Belize’s Philip Goldson International Airport has been back open since August 15, but tourists will only be allowed to return starting October 1. All visitors and returning citizens must present a negative COVID-19 test before boarding the flight or be tested for the virus upon arrival.
There’s a catch, though: all visitors can only stay at a hotel or resort that has received the Belize Tourism Gold Standard of Recognition. The requirements for this designation include an on-property restaurant, private transportation both to and from the airport, and stringent cleanliness measures.
Before you go, make sure you get a certified negative PCR COVID-19 test within 72 hours or leaving and have your approved housing all booked and sorted. Be sure to wear face masks at the airport in addition to practicing social distancing. You can also download the Belize Health App to receive any updates regarding social distancing measures in Belize.
This populous Muslim country has been hit pretty hard by the coronavirus, with a death toll surpassing 6000. The government even took some unprecedented measures to stem the outbreak, like canceling the annual hajj pilgrimage. Nevertheless, the Indonesian government is taking incremental steps toward reopening for tourism.
Bali, one of the most popular island tourist destinations in Indonesia, has had success in stemming their coronavirus outbreak and may even reopen to tourists starting in October. Seeing as Bali’s economy largely depends on tourism, this is a welcome reprieve from the economic downturn they’ve experienced this year.

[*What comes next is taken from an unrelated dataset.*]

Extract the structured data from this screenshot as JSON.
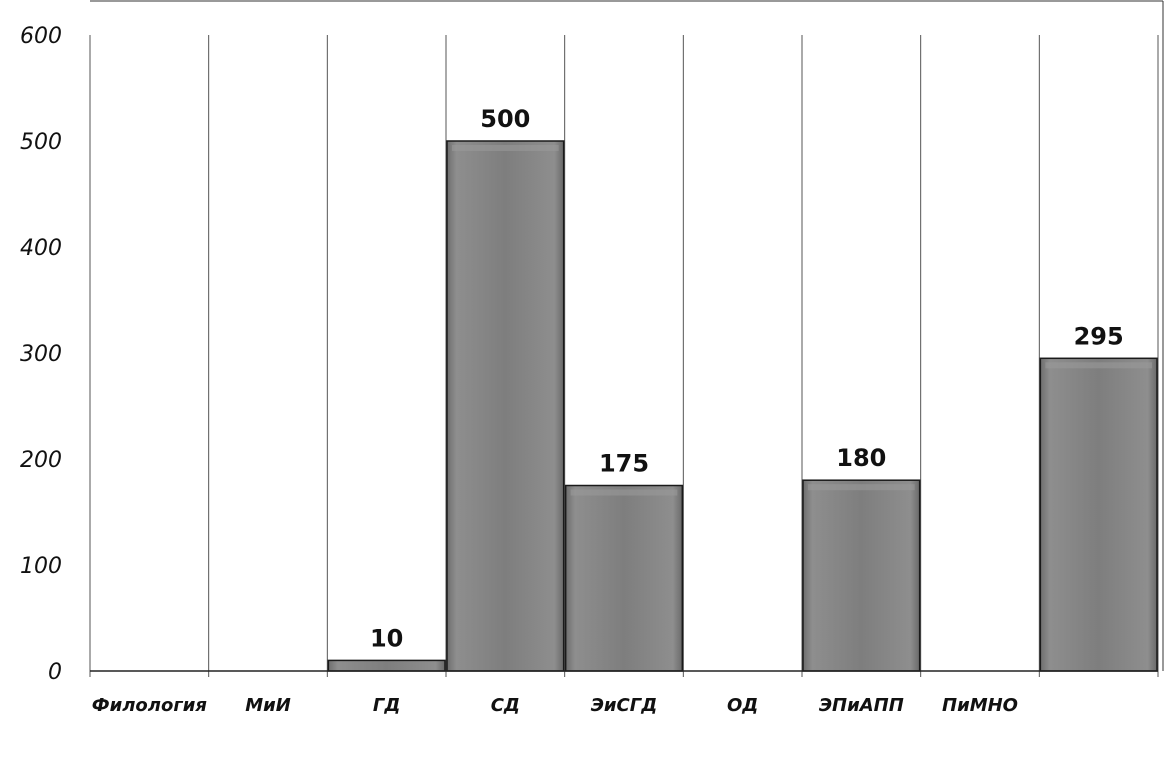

Even though international travel is still largely banned in Indonesia, the economy is in the process of fully re-opening, and is expected to continue gearing its tourism sector back up through the end of the year.
This Southeast Asian country is fully reopening its borders to tourists starting October 1. The Phuket area in particular will be heavily hit with this refreshing influx of tourists, and the Tourism Authority of Thailand has taken steps to help mitigate any risks of new outbreaks:
Phuket will only be open to a handful of countries, which have yet to announced.
Visitors will also have to have health insurance that covers COVID-19 in order to enter the country, fill out a health declaration form upon arrival, must wear a mask at all times while in Thailand, wash their hands frequently, maintain a distance of one meter from others while in public, wear GPS tracking systems during the 14-day quarantine that will track their location, and take temperature checks both when they arrive in and leave Thailand.
If you are considering traveling during the pandemic, it is essential that you review and comply with your destination’s COVID-19 restrictions and precautions. Checking with your destination’s tourism board is the new normal in 2020.